New York Times admits Trump was right about illegal immigrants taking over Colorado apartment building
The New York Times has finally admitted that then-presidential candidate Donald Trump was right about the fact that a group of illegal immigrant gang members took over an apartment building in Colorado.
The admission was made in a recently-published piece titled, "Democrats Denied This City Had a Gang Problem. The Truth Is Complicated."
We'll let you judge for yourself whether the truth really is that complicated, or whether the New York Times just has an allergy to the truth when it comes to President Trump.
We'll start with some background.
Background
It was in September 2024, before the presidential election, that the illegal immigrant takeover of the Colorado apartment building became a big story.
Trump, on the campaign trail, used this story as an example of the dangers of the Democrats' open borders, soft-on-crime immigration policies. The mainstream media, however, tried to claim that Trump got this situation all wrong.
The Times put out a piece, titled, "How the False Story of a Gang 'Takeover' in Colorado Reach Trump."
It wrote:
After the video of armed men went viral in August, Mr.
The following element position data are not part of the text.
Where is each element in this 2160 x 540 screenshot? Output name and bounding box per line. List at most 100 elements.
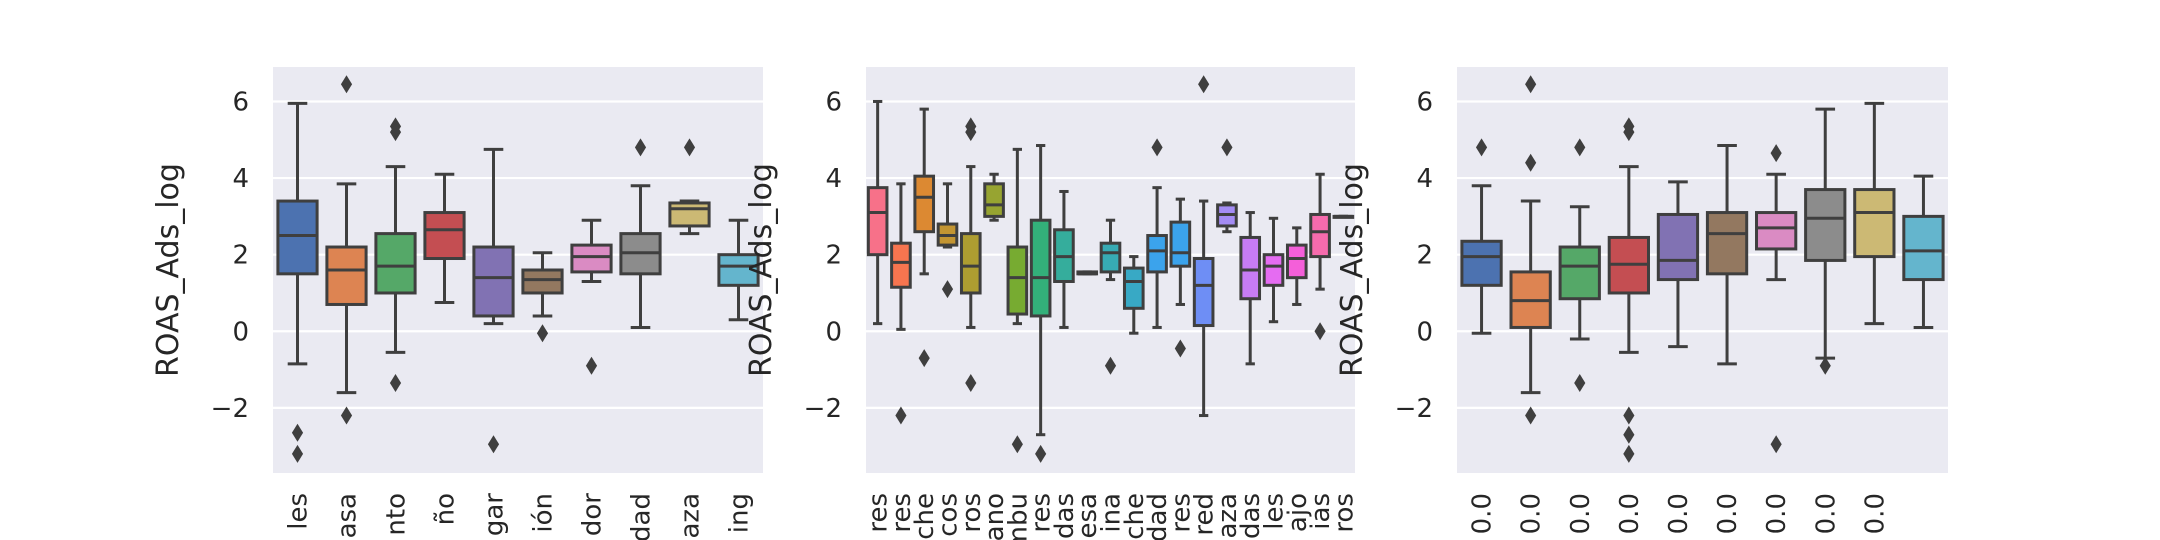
outlier-point — [536, 324, 549, 343]
box-iqr — [1285, 243, 1308, 280]
x-tick-label: cos — [934, 493, 964, 537]
box-13 — [1146, 138, 1168, 329]
x-tick-label: 0.0 — [1517, 493, 1547, 534]
x-tick-label: nto — [382, 493, 412, 536]
y-axis-label: ROAS_Ads_log — [151, 163, 186, 377]
box-iqr — [423, 211, 466, 261]
box-20 — [1309, 172, 1331, 341]
y-tick-label: 6 — [1416, 87, 1433, 117]
outlier-point — [1475, 138, 1488, 157]
outlier-point — [1819, 356, 1831, 375]
x-tick-label: 0.0 — [1762, 493, 1792, 534]
outlier-point — [1623, 444, 1635, 463]
x-tick-label: ing — [725, 493, 755, 533]
box-2 — [1509, 75, 1552, 425]
outlier-point — [340, 406, 353, 425]
box-9 — [1053, 189, 1075, 329]
box-6 — [1705, 144, 1749, 366]
x-tick-label: mbu — [1003, 493, 1033, 540]
y-tick-label: 4 — [825, 164, 842, 194]
box-2 — [890, 182, 912, 425]
box-19 — [1285, 226, 1308, 306]
y-tick-label: 0 — [232, 317, 249, 347]
x-tick-label: les — [1260, 493, 1290, 530]
outlier-point — [291, 444, 304, 463]
x-tick-label: dad — [1143, 493, 1173, 540]
box-iqr — [1192, 257, 1215, 328]
outlier-point — [895, 406, 907, 425]
y-tick-label: 6 — [232, 87, 249, 117]
y-tick-label: −2 — [1395, 394, 1433, 424]
box-9 — [1853, 101, 1896, 326]
x-tick-label: ión — [529, 493, 559, 533]
box-iqr — [1239, 235, 1262, 301]
outlier-point — [1104, 356, 1117, 375]
box-18 — [1262, 216, 1285, 324]
outlier-point — [1623, 425, 1635, 444]
box-2 — [325, 75, 368, 425]
box-iqr — [521, 268, 564, 295]
box-7 — [570, 218, 613, 375]
box-8 — [619, 138, 662, 329]
box-7 — [1006, 147, 1029, 454]
box-5 — [472, 147, 515, 454]
x-tick-label: 0.0 — [1615, 493, 1645, 534]
box-iqr — [983, 182, 1005, 218]
box-8 — [1804, 107, 1847, 375]
outlier-point — [1011, 435, 1023, 454]
box-iqr — [325, 245, 368, 306]
x-tick-label: 0.0 — [1860, 493, 1890, 534]
x-tick-label: ros — [957, 493, 987, 533]
y-axis-label: ROAS_Ads_log — [1335, 163, 1370, 377]
y-tick-label: 2 — [232, 241, 249, 271]
x-tick-label: 0.0 — [1664, 493, 1694, 534]
x-tick-label: ina — [1097, 493, 1127, 533]
x-tick-label: aza — [676, 493, 706, 539]
outlier-point — [291, 423, 304, 442]
outlier-point — [1770, 435, 1782, 454]
box-10 — [717, 218, 760, 322]
outlier-point — [585, 356, 598, 375]
box-14 — [1169, 197, 1192, 358]
x-tick-label: 0.0 — [1811, 493, 1841, 534]
box-iqr — [1099, 241, 1122, 274]
box-iqr — [668, 201, 711, 228]
x-tick-label: res — [864, 493, 894, 533]
y-tick-label: 4 — [1416, 164, 1433, 194]
x-tick-label: aza — [1213, 493, 1243, 539]
outlier-point — [1770, 144, 1782, 163]
box-17 — [1239, 211, 1262, 366]
box-iqr — [1309, 212, 1331, 259]
box-5 — [1656, 180, 1700, 349]
x-tick-label: dad — [627, 493, 657, 540]
box-3 — [1558, 138, 1601, 392]
box-9 — [668, 138, 711, 236]
outlier-point — [918, 349, 930, 368]
outlier-point — [1623, 406, 1635, 425]
box-iqr — [1558, 245, 1601, 301]
x-tick-label: che — [910, 493, 940, 540]
y-tick-label: 2 — [825, 241, 842, 271]
outlier-point — [1623, 123, 1635, 142]
box-iqr — [472, 245, 515, 318]
box-21 — [1332, 214, 1355, 219]
x-tick-label: ano — [980, 493, 1010, 540]
outlier-point — [340, 75, 353, 94]
x-tick-label: les — [284, 493, 314, 530]
outlier-point — [1198, 75, 1210, 94]
box-group — [1460, 75, 1945, 463]
x-tick-label: ño — [431, 493, 461, 525]
y-axis-label: ROAS_Ads_log — [744, 163, 779, 377]
box-iqr — [1122, 266, 1145, 310]
y-tick-label: 6 — [825, 87, 842, 117]
x-tick-label: res — [1166, 493, 1196, 533]
outlier-point — [487, 435, 500, 454]
box-3 — [913, 107, 936, 368]
box-4 — [936, 182, 959, 299]
plot-background — [1457, 67, 1948, 473]
box-1 — [276, 101, 319, 463]
box-10 — [1902, 174, 1945, 329]
outlier-point — [941, 280, 954, 299]
x-tick-label: 0.0 — [1713, 493, 1743, 534]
Coffman recalled strapping on a bulletproof vest — “I looked like the Michelin Man” — to pay his first visit to the building where it was filmed. He saw nothing but frustrated renters pleading with him to intervene. When he next held a town-hall meeting with renters from the apartment complexes, he didn’t bother with security.
Mike Coffman, of course, is described as "the conservative Republican mayor of Aurora, Colorado." And, he appears to have been one of the paper's sources for its report.
The latest
Now, the Times appears to be trying to cover up some of its previous reporting on the subject.
The Daily Mail sums up the situation like this:
Despite previously describing the issue as a conspiracy theory only found in the right-wing, the Times' latest article now condemns 'Democrat politicians' for suggesting Aurora residents and conservatives were merely 'crying wolf.'
But, they were not.
Here is part of what the Times wrote:
The more central Aurora became to Trump’s anti-immigrant rhetoric, the greater the temptation among Democratic politicians and activists to wave away talk of gang activity in the city as a right-wing hallucination. But their refusal to acknowledge the violence that some residents were seeing with their own eyes came off not as reassurance but as erasure.
As is always the case with outlets such as the Times, the truth only ever seems to get out when it can no longer hurt the Democrats.